The European Union has now crossed the threshold. On Friday, EU countries formally approved the indefinite immobilisation of roughly €210 billion in Russian state assets—breaking with all previous precedent and validating many of Viktor Orbán’s warnings about a dangerous legal and political drift inside the Union. The decision, adopted via written procedure, uses the emergency powers contained in Article 122 of the Treaty, allowing Brussels to bypass unanimity and lock the funds without the need for renewal every six months.
The move is presented as a crucial step for enabling the future use of those assets to finance Ukraine’s reconstruction, although the EU must still persuade Belgium to lift its veto on actually deploying the funds for that purpose. The approval, nonetheless, opens the legal door to a permanent freeze, a transformation of what was conceived as a reversible sanctions regime into a structural mechanism.

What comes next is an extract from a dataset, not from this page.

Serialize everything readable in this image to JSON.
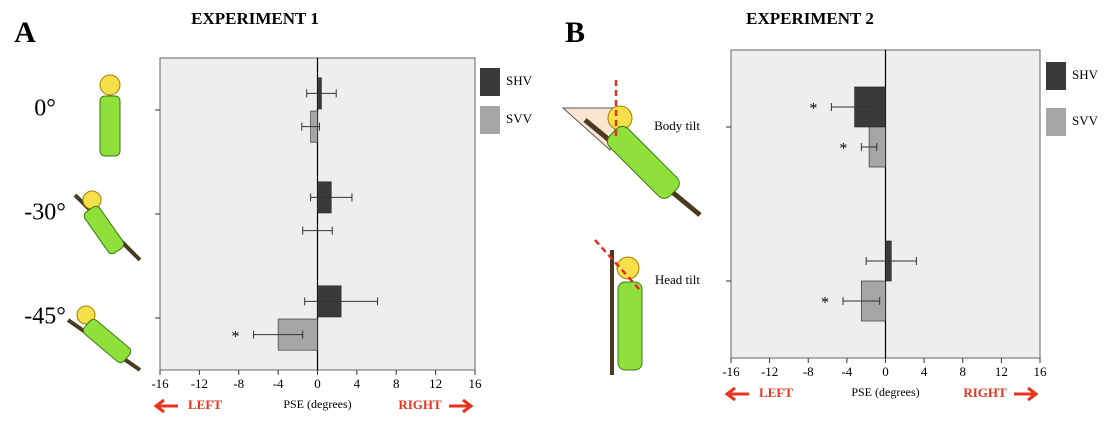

European Council President António Costa celebrated the step, insisting that EU leaders had already committed in October to keeping Russian assets immobilised until Moscow ends its war of aggression and compensates Ukraine. “Today we delivered on that commitment,” Costa posted on social media. “Next step: securing Ukraine’s financial needs for 2026–2027.”
Commission President Ursula von der Leyen echoed the message: “We are sending a strong signal to Russia: as long as this brutal war of aggression continues, the costs for Russia will continue to rise.” She added that the decision would make Ukraine “even stronger on the battlefield and at the negotiating table.”
High Representative Kaja Kallas reinforced the line, arguing that the agreement would allow the EU to “keep increasing the pressure on Russia until it takes negotiations seriously.”
Orbán, however, had warned hours before that this written vote would cause “irreparable damage to the Union” and eliminate unanimity “with a single stroke of the pen, clearly unlawfully.” Far from hyperbolic, his assessment now appears anchored in the reality of what has just happened: 25 Member States endorsed the measure, while two opposed it, confirming that unanimity has effectively been circumvented in one of the most consequential sanctions decisions ever taken by the Union.
Today, the Brusselians are crossing the Rubicon. At noon, a written vote will take place that will cause irreparable damage to the Union.
— Orbán Viktor (@PM_ViktorOrban) December 12, 2025
The subject of the vote is the frozen Russian assets, on which the EU member states have so far voted every 6 months and adopted a unanimous…
Until now, the immobilisation of Russian sovereign assets depended on unanimous renewal every six months. That fragile balance allowed countries like Hungary or Slovakia to veto sanctions packages they deemed harmful or excessive, and it prevented Brussels from using those assets as leverage without collective consent. The new arrangement removes those constraints entirely, eliminating the possibility of national vetoes in future renewals and clearing the path for the Commission’s plan to turn the assets into collateral for a multi-billion-euro loan to Ukraine.
Belgium remains the central obstacle. As the country hosting the vast majority of the immobilised funds through Euroclear, its government has repeatedly expressed concern about the legality of using emergency powers to freeze foreign sovereign assets indefinitely. Prime Minister Bart De Wever compared the idea to “entering an embassy, taking out the furniture and selling it,” warning of catastrophic financial and legal exposure. Those concerns have only intensified after the Russian Central Bank filed a lawsuit before a Russian arbitration court against Euroclear, accusing the Belgian institution of causing damages by preventing access to cash and securities belonging to the bank.
The Commission maintains that the economic impact of the war on the EU justifies the use of Article 122, arguing that preserving the Union’s financial stability requires an extraordinary legal basis and swift action outside the normal institutional process—one that also avoids involving the European Parliament. Yet several diplomats acknowledge privately that this interpretation stretches the Treaty further than ever before. Linking an economic emergency clause to a foreign military conflict represents a conceptual leap that many fear could become a permanent tool for bypassing unanimity whenever Brussels deems it politically convenient.
This is the pattern Orbán has denounced: “[T]he rule of law in the European Union is being replaced by the rule of bureaucrats.” The form may be provocation, but the substance is increasingly undeniable. What was once an exceptional measure is being converted into a structural political instrument, without the usual checks, without public debate, and through a written procedure conducted days before the European Council meets in person.
The international repercussions could be severe. Moscow will interpret the indefinite freeze as a form of covert confiscation, with unpredictable consequences for bilateral relations and financial stability. Washington may view it as a unilateral European move in an area that could be central to a future peace negotiation. Inside the EU, the decision widens the divide between advocates of deeper integration and defenders of national sovereignty.
Today’s decision will not end the war, but it will reshape the legal and political framework of the Union for decades. Brussels has now taken a step that carries immense legal, financial and geopolitical risks. And unlike in previous crises, the warnings—including Orbán’s—cannot be dismissed as dramatisation. They reflect a rigorous assessment of the scale of what the Union has decided to do.
The EU has crossed the Rubicon. The question, now more than ever, is whether it fully understands the consequences.